Sepakat Damai, Kelenteng Kwan Sing Tio Tuban Dibuka Lagi

Syahdan Nurdin
·Bacaan 2 menit

VIVA – Konflik kepengurusan Tempat Ibadah Tri Darma (TITD) Kelenteng Kwan Sing Tio Tuban, Jawa Timur, segera akan berakhir. Hal ini tidak luput dari doa umat khonghucu yang selalu berdoa untuk perdamaian seluruh umat, baik budha, konghucu dan aliran Tao.

Ketua penilik (Demisioner) Alim Sugiantoro, mengatakan, Kelenteng Kwan Sing Bio dijadwalkan dibuka lagi pada 25 Oktober 2020. Ketua Penilik (Demisioner) Alim Sugiantoro mengatakan, "Tuhan mengetuk hati tiga tokoh nasional di Jatim untuk menyelesaikan konflik dan sengketa salah satu klenteng termegah di Indonesia tersebut".

Kwan Sing Bio merupakan kelenteng terbesar di Asia Tenggara. Nama tempat ibadah ini juga sudah dikenal di seluruh dunia.

“Kami mengucapkan terima kasih kepada tiga tokoh yang bersedia mengorbankan waktu, tenaga dan pikiran untuk kepentingan umat di seluruh Indonesia,” tutur Alim.
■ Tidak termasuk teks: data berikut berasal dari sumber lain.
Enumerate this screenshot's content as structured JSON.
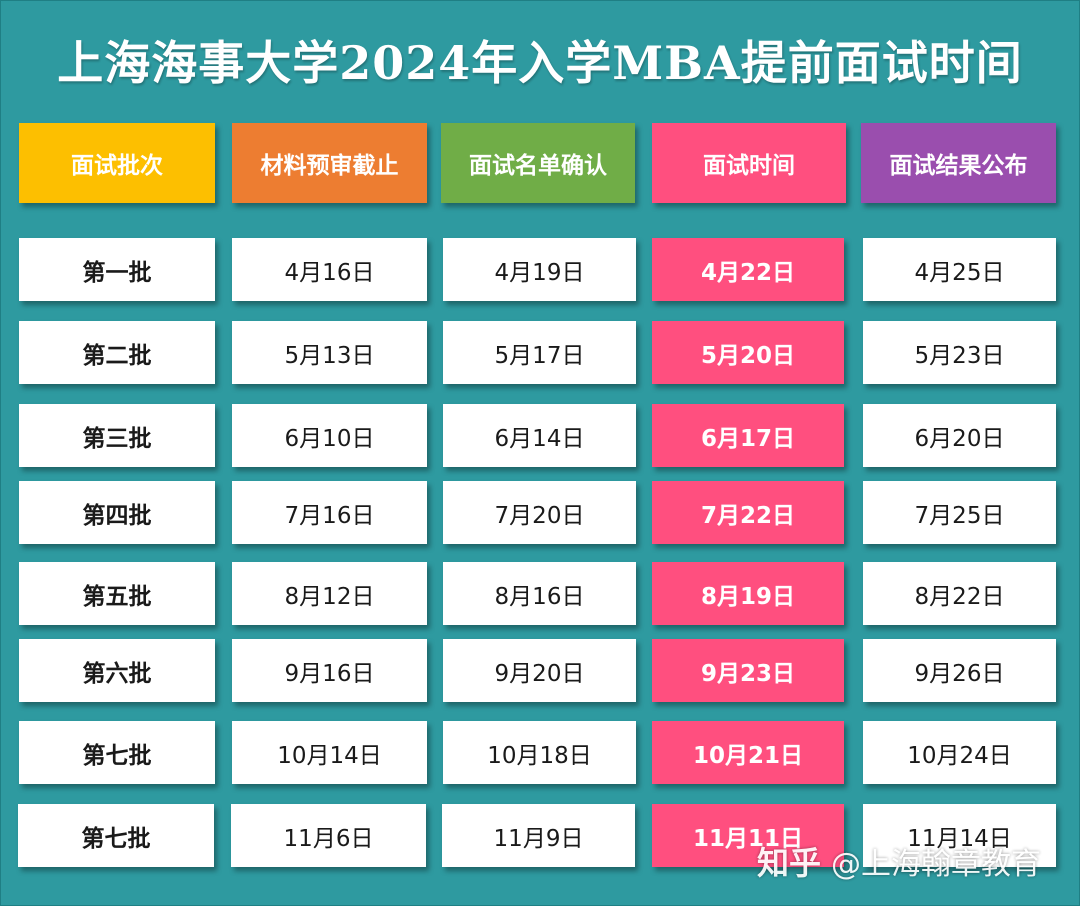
{
  "title": "上海海事大学2024年入学MBA提前面试时间",
  "colors": {
    "background": "#2e9aa0",
    "header_batch": "#fdbf00",
    "header_deadline": "#ed7d31",
    "header_confirm": "#70ad47",
    "header_interview": "#ff4f7f",
    "header_result": "#9a4eae",
    "interview_highlight": "#ff4f7f"
  },
  "headers": [
    "面试批次",
    "材料预审截止",
    "面试名单确认",
    "面试时间",
    "面试结果公布"
  ],
  "rows": [
    {
      "batch": "第一批",
      "deadline": "4月16日",
      "confirm": "4月19日",
      "interview": "4月22日",
      "result": "4月25日"
    },
    {
      "batch": "第二批",
      "deadline": "5月13日",
      "confirm": "5月17日",
      "interview": "5月20日",
      "result": "5月23日"
    },
    {
      "batch": "第三批",
      "deadline": "6月10日",
      "confirm": "6月14日",
      "interview": "6月17日",
      "result": "6月20日"
    },
    {
      "batch": "第四批",
      "deadline": "7月16日",
      "confirm": "7月20日",
      "interview": "7月22日",
      "result": "7月25日"
    },
    {
      "batch": "第五批",
      "deadline": "8月12日",
      "confirm": "8月16日",
      "interview": "8月19日",
      "result": "8月22日"
    },
    {
      "batch": "第六批",
      "deadline": "9月16日",
      "confirm": "9月20日",
      "interview": "9月23日",
      "result": "9月26日"
    },
    {
      "batch": "第七批",
      "deadline": "10月14日",
      "confirm": "10月18日",
      "interview": "10月21日",
      "result": "10月24日"
    },
    {
      "batch": "第七批",
      "deadline": "11月6日",
      "confirm": "11月9日",
      "interview": "11月11日",
      "result": "11月14日"
    }
  ],
  "watermark": {
    "logo": "知乎",
    "text": "@上海翰章教育"
  }
}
“Konflik akan diselesaikan dengan kepala dingin dan damai. Jangan coba-coba menghalangi umat beribadah demi kepentingan pribadi. Yang harus dijunjung tinggi adalah menghormati kebebasan umat beragama,” tandas Alim sugiantoro yang juga pengusaha properti ini.
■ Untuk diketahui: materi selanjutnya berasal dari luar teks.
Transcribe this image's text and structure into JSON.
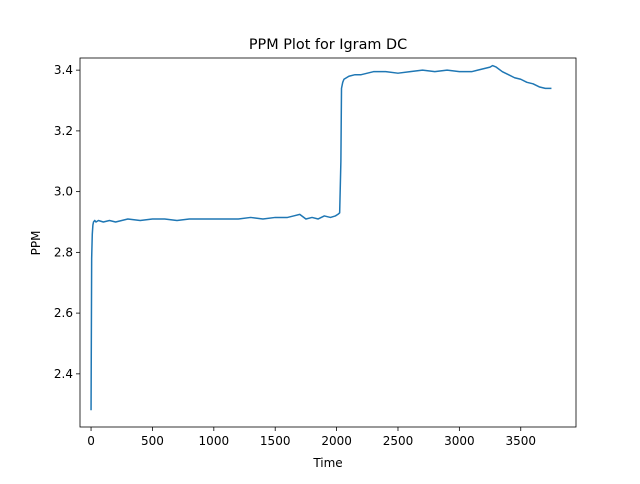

Seperti diketahui, konflik Kelenteng Tuban terjadi karena adanya kepengurusan baru yang dibentuk dan dinilai melanggar angaran dasar dan anggaran rumah tangga (AD/ART), sesuai keputusan Pengadilan Negeri No 11/Pdt.G/PN Tbn tanggal 15 Juni 2020 dan No 11/Pdt.G/PN Tbn tanggal 30 Juli 2020.
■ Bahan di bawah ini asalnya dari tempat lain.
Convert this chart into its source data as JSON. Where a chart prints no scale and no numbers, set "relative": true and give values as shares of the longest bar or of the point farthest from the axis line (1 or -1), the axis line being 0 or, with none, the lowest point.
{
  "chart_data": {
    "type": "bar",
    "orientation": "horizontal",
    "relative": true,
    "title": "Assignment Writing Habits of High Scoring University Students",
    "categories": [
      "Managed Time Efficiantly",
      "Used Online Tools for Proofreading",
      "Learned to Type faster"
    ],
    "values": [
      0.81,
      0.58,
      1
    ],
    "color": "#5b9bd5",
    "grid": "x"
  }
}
BACA JUGA: Kepiting Raksasa di Kelenteng Kwan Sing Bio

Keputusan dari pengadilan itu menurut Alim harus dipatuhi. Terjadi konflik antara pengurus demisioner dan pengurus baru yang mengakibatkan kelenteng digembok dari luar, sehingga umat tidak bisa beribadah.

Langkah perdamaian ini diupayakan oleh Agun sebagai fasilitator.

Menurut Alim, Agun seperti diutus oleh kebesaran KongCo Kwan Sing Tee Koen untuk menyelesaikan konflik yang telah berjalan bertahun-tahun dan kelenteng dikunci tiga bulan.

“Perdamaian ini akan bisa terwujud atas restu Yang Mulia KongCo Kwan Sing Tee Koen, dan Tuhan Yang Maha Esa,” ujarnya.

Selama dalam masa konflik, Alim bersama pengurus demisioner dan umat TITD selalu berdoa pada hari Tiong Dju (sembahyang besar Zhong Qiu/sembahyang Chang/sembahyang pertengahan musim gugur).

Sembahyang Zhi Sheng Dan pada hari lahir Nabi KhongZi juga dilantunkan.

“Makna doa-doa itu terkabul dan diteruskan dengan ritual tolak balak melepaskan sembilan bulus untuk membuang sial dan mendatangkan panjang umur,” pungkas Alim Sugiantoro penuh semangat.